By Ransdell Pierson
July 30 (Reuters) - Merck & Co Inc’s quarterly revenue fell short of expectations on disappointing results for the company’s consumer and animal health products and weak overseas sales of prescription drugs that were slammed by the stronger dollar.
The second-biggest U.S. drugmaker behind Pfizer Inc said on Tuesday that it had earned $906 million, or 30 cents per share, in the second quarter, compared with $1.79 billion, or 58 cents per share, a year earlier.
Excluding special items such as costs of $1.77 billion from acquisitions and $278 million for restructuring, Merck earned 84 cents per share. Analysts, on average, expected 83 cents per share.
Revenue fell 11 percent to $11.01 billion, while Wall Street expected $11.22 billion. The results suffered from generic competition for Merck’s Singulair asthma drug, which lost U.S. patent protection a year ago.
Revenue would have fallen 8 percent if not for the stronger dollar, which lowers the value of sales in overseas markets.
”Despite the revenue shortfall, Merck still drove earnings higher than expected because of lower expenses and a lower tax rate, as well as fewer outstanding shares“ of its stock,” said Edward Jones analyst Judson Clark.
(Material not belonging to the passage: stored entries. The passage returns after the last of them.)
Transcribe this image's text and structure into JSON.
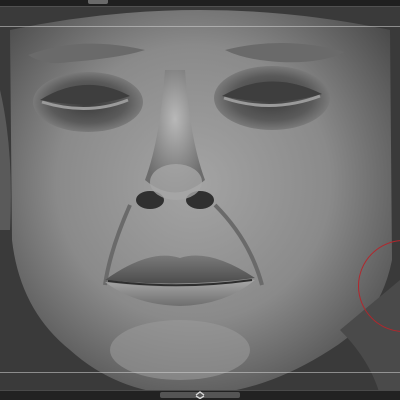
{
  "app": {
    "viewport": "3d-sculpt-viewport"
  },
  "scene": {
    "subject": "sculpted-face-model",
    "background_color": "#3a3a3a",
    "skin_color": "#8a8a8a"
  },
  "brush": {
    "cursor_color": "#b3262c"
  },
  "icons": {
    "expand_toggle": "chevron-up-down-icon"
  }
}
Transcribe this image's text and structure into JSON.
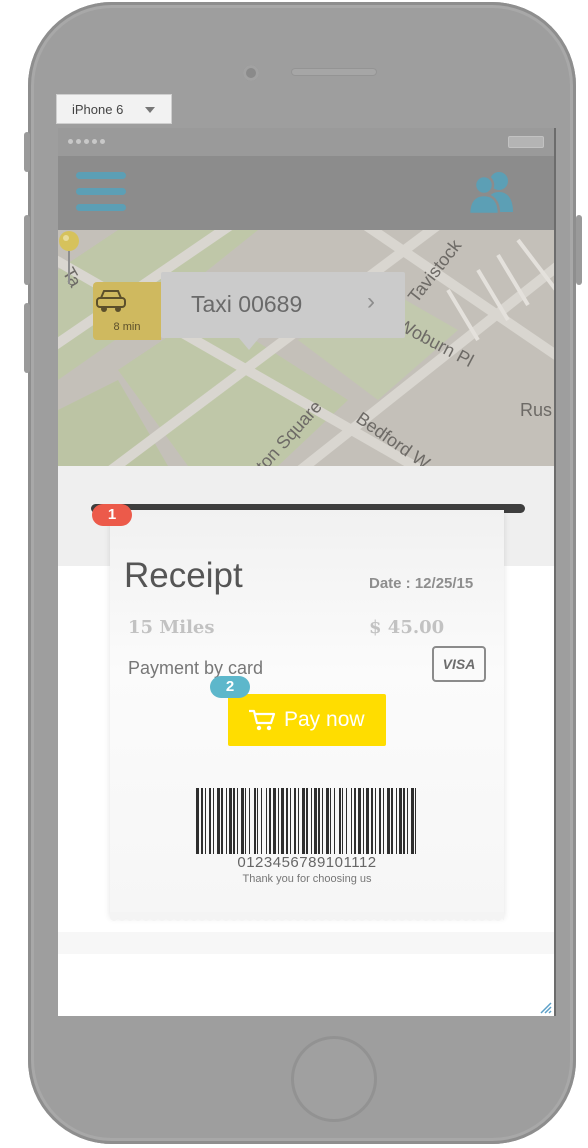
{
  "device_selector": {
    "value": "iPhone 6"
  },
  "map": {
    "streets": [
      "Tavistock",
      "Woburn Pl",
      "Bedford W",
      "ton Square",
      "Rus",
      "Ta"
    ],
    "taxi": {
      "eta": "8 min",
      "name": "Taxi 00689"
    }
  },
  "receipt": {
    "title": "Receipt",
    "date": "Date : 12/25/15",
    "distance": "15 Miles",
    "amount": "$ 45.00",
    "payment_method": "Payment by card",
    "card_brand": "VISA",
    "pay_button": "Pay now",
    "barcode_number": "0123456789101112",
    "thank_you": "Thank you for choosing us"
  },
  "markers": {
    "first": "1",
    "second": "2"
  },
  "colors": {
    "accent_blue": "#5c9fb5",
    "pay_yellow": "#ffdd00",
    "marker_red": "#ec5a4a",
    "marker_blue": "#5db7cb"
  }
}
Merck said it expected full-year sales to be about 5 percent to 6 percent below last year’s levels, worse than the 3 percent to 4 percent decline it had previously forecast, largely due to the stronger dollar.
Even so, Merck said it was able to affirm its full-year 2013 profit outlook of $3.45 to $3.55 per share, excluding special items, because of aggressive cost controls. It earned $3.82 per share last year.
“We are managing our costs in order for us to meet our bottom line (earnings) guidance,” Chief Executive Officer Kenneth Frazier said in a conference call with analysts.
Animal health sales fell 2 percent to $851 million, hurt by weak demand for swine products. Sales of consumer care products, which range from Dr. Scholl’s foot pads to Coppertone sunscreen, dropped 11 percent to $490 million due to the termination in China of distribution arrangements and returns from those distributors.
Combined sales of diabetes treatment Januvia and a related combination drug called Janumet rose 5 percent to $1.5 billion, a rebound from a 1 percent decline in the prior quarter. But overseas sales of Januvia fell 5 percent.
Sales of arthritis drug Remicade rose 2 percent to $527 million. Gardasil, a vaccine to prevent cervical cancer and other diseases caused by human papillomavirus, was a bright spot in the earnings report. Its sales rose 18 percent to $383 million, helped by strong continued vaccination in males and increasing use in Latin America.
Merck shares were down 0.3 percent at $48.18 in early trading.